Apart from the starting point being The Banquet of Cleopatra, designers were given a free rein to create a truly unique vision. Kay & Burton, a major sponsor of this event, selected interior designer Danielle Brustman, to create a table on its behalf. Working with a number of artisans, including a ceramicist, Brustman will be unveiling a contemporary interpretation of this milestone banquet at the National Gallery of Victoria.

“I wanted to create a sense of joy in the room,” says Brustman, who was pleased that Kay & Burton could easily understand her vision, initially produced as a series of sketches, followed by a model. As with great theatre that captures an audience’s imagination, Brustman and all those who worked on this special table, will derive pleasure from seeing the guests’ reaction on the night as well as the two days after the opening event, when the tables will be viewed by thousands of people.

Interior Designer Danielle Brustman (photo courtesy of Belle Stewart)

Ceramicist Jia Jia Chen

Brustman's table design was inspired by Yves Klein and his now-famous Yves Klein Blue pigment.

Elizabeth Taylor's distinctive blue eye shadow was also a source of inspiration for Brustman's table design.

Tiepolo’s The Banquet of Cleopatra is a cornerstone painting at the National Gallery of Victoria (NGV). It also provided the starting point to work up the table settings for this year’s The Art of Dining- Best of the Best 2019. Although the sumptuous colours in Tiepolo’s painting resonated with Brustman as she was preparing her concept for Kay & Burton, her mind was focused on actress Elizabeth Taylor as Cleopatra in the film of the same name, made in 1963.

The actress’s distinctive blue eye shadow worn for the role started to trigger other thoughts, including the work of artist Yves Klein, working at the same time the film was made. Klein’s coffee table, a perspex box exposing the now famous Yves Klein blue pigments, inspired Brustman’s design. However, rather than perspex, Brustman’s table is made from glass that ‘floats’ above the Yves Klein blue granules scattered below its surface and backlit.

Pivotal to Brustman’s design is a marquette of Cleopatra’s Needle, also a monument in Paris. Illuminated by blue light, it pays homage to what Klein was unable to do in the 1960s: shine blue light on Cleopatra’s Needle. “At the nth hour, Klein received notice from the police commissioner to prevent him bathing this monument in blue,” says Brustman. A round table could have easily been conceived for this project. But not one to take the easiest and quickest path, Brustman worked closely with Mathew Staples from Prosculpt Project Solutions, to fashion a table in the shape of a flower.
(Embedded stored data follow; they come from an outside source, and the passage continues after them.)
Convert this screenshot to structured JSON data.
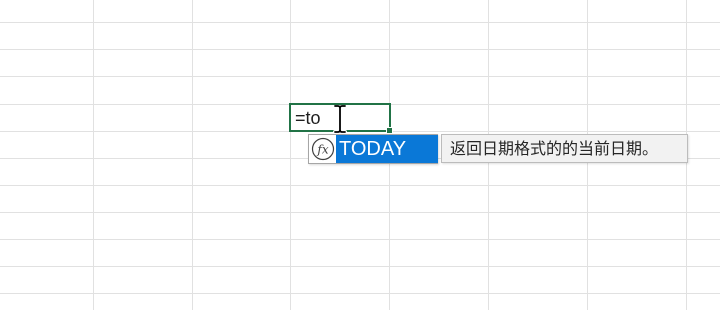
{
  "cell": {
    "input_text": "=to"
  },
  "autocomplete": {
    "icon": "function-fx-icon",
    "items": [
      {
        "label": "TODAY",
        "selected": true
      }
    ]
  },
  "tooltip": {
    "text": "返回日期格式的的当前日期。"
  },
  "colors": {
    "active_cell_border": "#217346",
    "selection": "#0a78d7",
    "gridline": "#e1e1e1",
    "tooltip_bg": "#f2f2f2"
  }
}
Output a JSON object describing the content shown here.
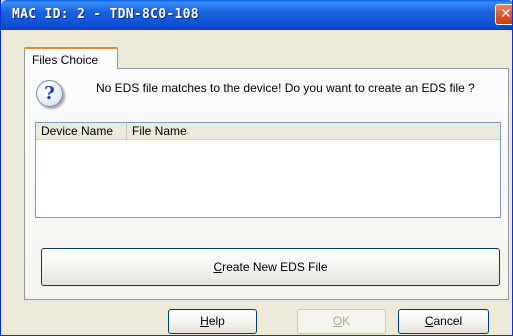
{
  "window": {
    "title": "MAC ID: 2 - TDN-8C0-108",
    "close_glyph": "✕"
  },
  "tabs": [
    {
      "label": "Files Choice",
      "selected": true
    }
  ],
  "message": {
    "icon": "question-icon",
    "icon_glyph": "?",
    "text": "No EDS file matches to the device! Do you want to create an EDS file ?"
  },
  "listview": {
    "columns": [
      "Device Name",
      "File Name"
    ],
    "rows": []
  },
  "buttons": {
    "create_mnemonic": "C",
    "create_rest": "reate New EDS File",
    "help_mnemonic": "H",
    "help_rest": "elp",
    "ok_mnemonic": "O",
    "ok_rest": "K",
    "ok_enabled": false,
    "cancel_mnemonic": "C",
    "cancel_rest": "ancel"
  },
  "colors": {
    "titlebar": "#0a5ee8",
    "close": "#e05a30",
    "tab_accent": "#e68b2c",
    "window_bg": "#ece9d8"
  }
}
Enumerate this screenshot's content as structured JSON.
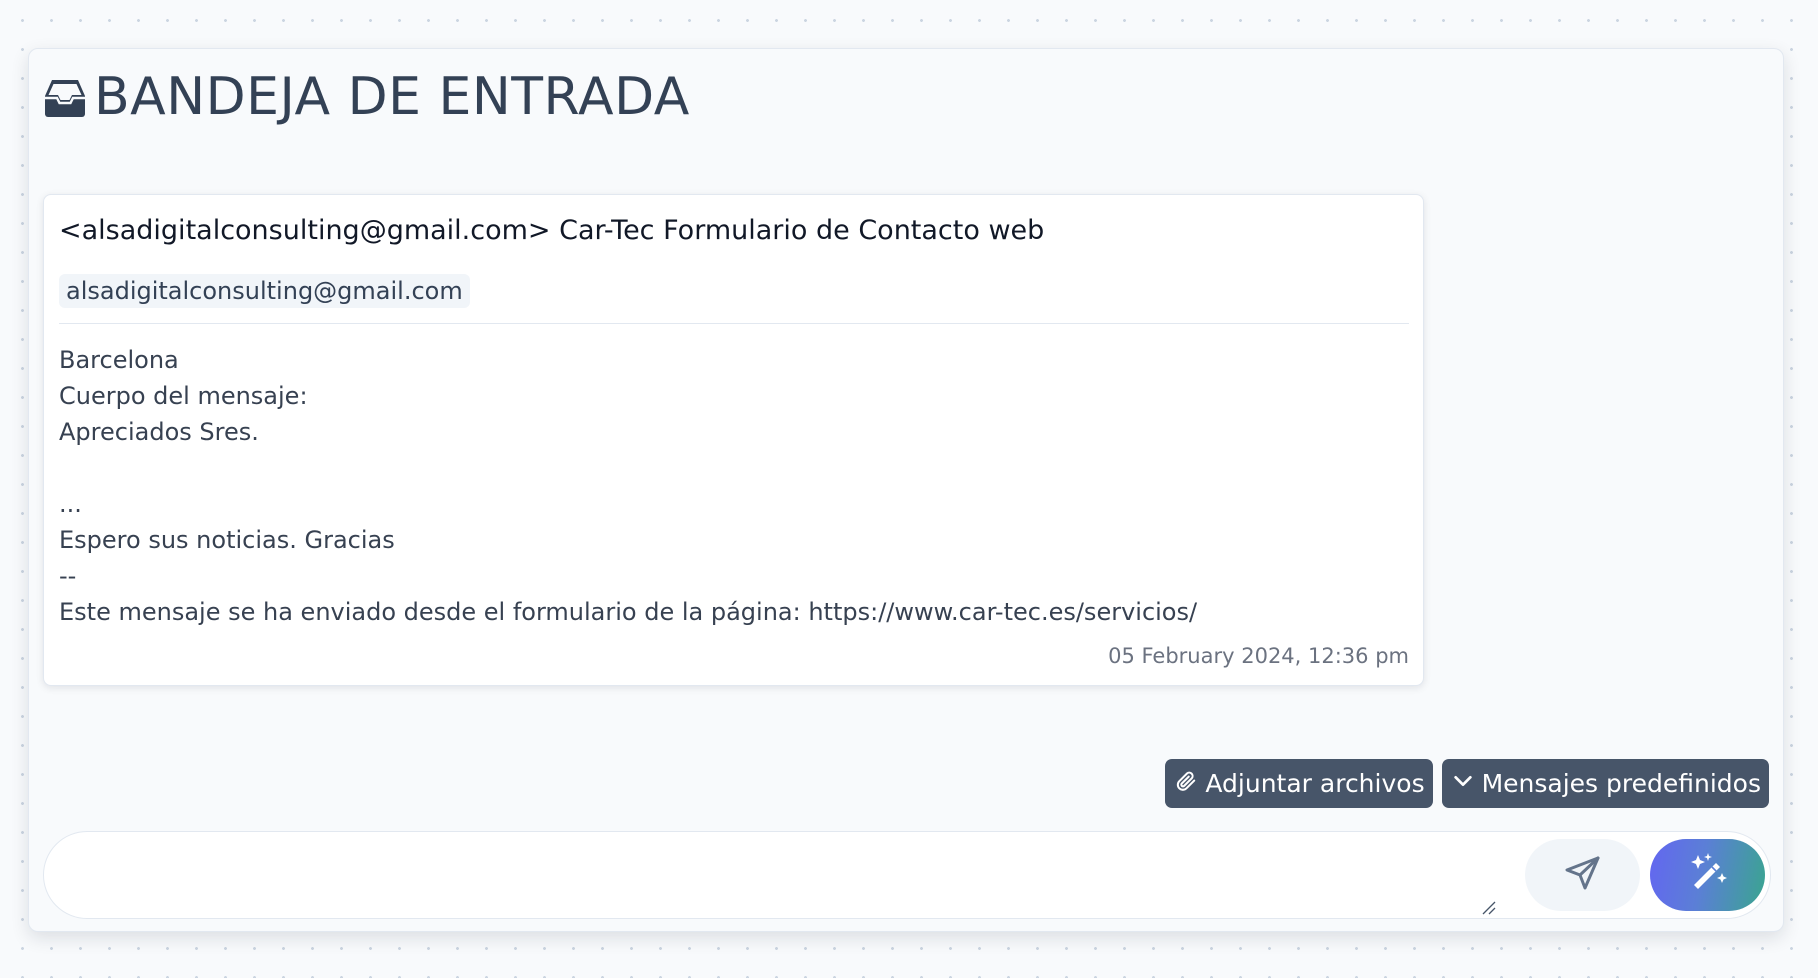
{
  "header": {
    "icon": "inbox-icon",
    "title": "BANDEJA DE ENTRADA"
  },
  "email": {
    "subject": "<alsadigitalconsulting@gmail.com> Car-Tec Formulario de Contacto web",
    "sender": "alsadigitalconsulting@gmail.com",
    "body_lines": [
      "Barcelona",
      "Cuerpo del mensaje:",
      "Apreciados Sres.",
      "",
      "...",
      "Espero sus noticias. Gracias",
      "--",
      "Este mensaje se ha enviado desde el formulario de la página: https://www.car-tec.es/servicios/"
    ],
    "date": "05 February 2024, 12:36 pm"
  },
  "actions": {
    "attach_label": "Adjuntar archivos",
    "attach_icon": "paperclip-icon",
    "predefined_label": "Mensajes predefinidos",
    "predefined_icon": "chevron-down-icon"
  },
  "composer": {
    "value": "",
    "placeholder": "",
    "send_icon": "send-icon",
    "ai_icon": "magic-wand-icon"
  },
  "colors": {
    "title": "#334155",
    "action_button_bg": "#475569",
    "ai_gradient_start": "#6366f1",
    "ai_gradient_end": "#3aa58f"
  }
}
She also worked closely with ceramist Jia Jia Chen who clearly understands that utensils need not be functional but inspiring and a ‘feast for the eyes’. Chen’s ceramic plates, vessels and cutlery not only evoke the hues of the table, but also the shape of Cleopatra’s Needle (with respect to the knives in the place settings).

Brustman met Chen a few years ago and was immediately drawn to her ceramics. Like Brustman, a graduate from R.M.I.T. University, except graduating with a Bachelor of Fine Art, there’s a synergy between this creative duo. Chen’s work also has a strong sculptural feel, with her primitive hand-pressed spoons creating a strong tactile presence. Chen, like Brustman, understands the need to think ‘outside the square’ in finding solutions. While some of the cutlery is inexpensive, other materials used by Chen are lustrous and precious; such as the lapis lazuli spheres. Other objects d’art on the table include spinning globes, made by metal smith John Hall. As with the Banquet of Cleopatra, Chen, whose family comes from China, enjoys the occasion of dining, with fine food, wine and table settings coming together. “My father used to regularly attend business dinners in China where there was a 10-course meal. Every course came with its own crockery and cutlery,” says Chen.

To coincide with this event, opening with a masquerade gala ball, the guests attending at the invitation of Kay & Burton will be given masks designed by Stella & Co. These blue-tinted vizards will create an azure hue throughout the entire space.